Log Cabin and Early Pioneer Life

Jefferson C. Mutchlar, his wife Sarah (Blunt), and their young child Josephus, natives of Ohio, arrived in Floyd County in July 1851. While waiting for this log home to be built, they lived in their wagon box.

As you walk through the doorway imagine yourself living in an 1850s log cabin. The entire family lived in one room which served as a kitchen, dining room, living room, and parent's bedroom. The children slept in the upstairs loft. The fireplace was the heart of the home providing heat, light, and cooking facilities. Notice the rope springs on the bed.
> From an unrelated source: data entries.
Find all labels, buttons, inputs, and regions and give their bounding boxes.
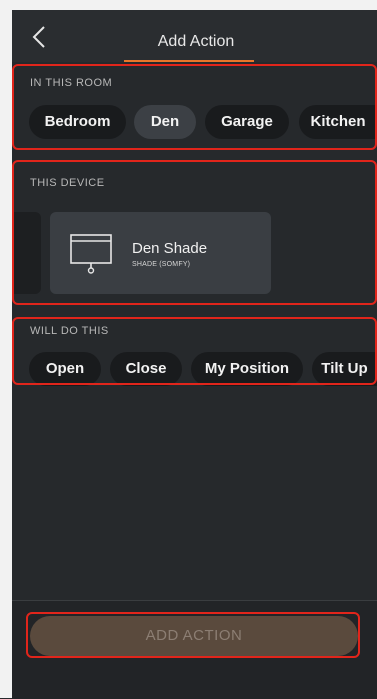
room-section-label: IN THIS ROOM — [30, 77, 113, 89]
shade-icon — [70, 233, 112, 275]
room-chip-bedroom[interactable]: Bedroom — [29, 105, 126, 139]
action-chip-my-position[interactable]: My Position — [191, 352, 303, 386]
device-section-label: THIS DEVICE — [30, 177, 105, 189]
chevron-left-icon[interactable] — [28, 22, 50, 52]
action-chip-tilt-up[interactable]: Tilt Up — [312, 352, 377, 386]
add-action-button[interactable]: ADD ACTION — [30, 616, 358, 656]
action-section-label: WILL DO THIS — [30, 325, 109, 337]
action-chip-close[interactable]: Close — [110, 352, 182, 386]
room-chip-garage[interactable]: Garage — [205, 105, 289, 139]
status-strip — [0, 0, 377, 10]
device-card-previous[interactable] — [12, 212, 41, 294]
room-chip-den[interactable]: Den — [134, 105, 196, 139]
room-chip-row: Bedroom Den Garage Kitchen — [0, 105, 377, 139]
action-chip-row: Open Close My Position Tilt Up — [0, 352, 377, 386]
device-name: Den Shade — [132, 240, 208, 257]
title-underline — [124, 60, 254, 62]
device-type: SHADE (SOMFY) — [132, 261, 191, 268]
page-title: Add Action — [157, 33, 235, 50]
room-chip-kitchen[interactable]: Kitchen — [299, 105, 377, 139]
action-chip-open[interactable]: Open — [29, 352, 101, 386]
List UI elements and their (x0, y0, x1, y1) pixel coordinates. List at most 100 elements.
Some believe that the old saying "Good night, sleep tight, don't let the bedbugs bite" refers to a rope bed like we have here in the log cabin. "Sleeping tight" meant keeping the ropes tight to avoid slipping through them at night. "Don't let the bedbugs bite" refers to getting pinched by the rope springs. Because there was no electricity or running water, work was done by candlelight or oil lamp and water was carried in from a nearby creek. The bathroom facilities were outside in an outhouse, however a chamber pot was available for inside use during bad weather or emergencies. Sometimes school lessons were held at the kitchen table when a school wasn't located nearby.

"Just for Kids": Pioneers took shelter under their wagons at night or in case of bad weather. A buffalo robe was used for warmth. Rub your hands across the buffalo robe hanging on the front of the wagon. Can you imagine sleeping under one of these?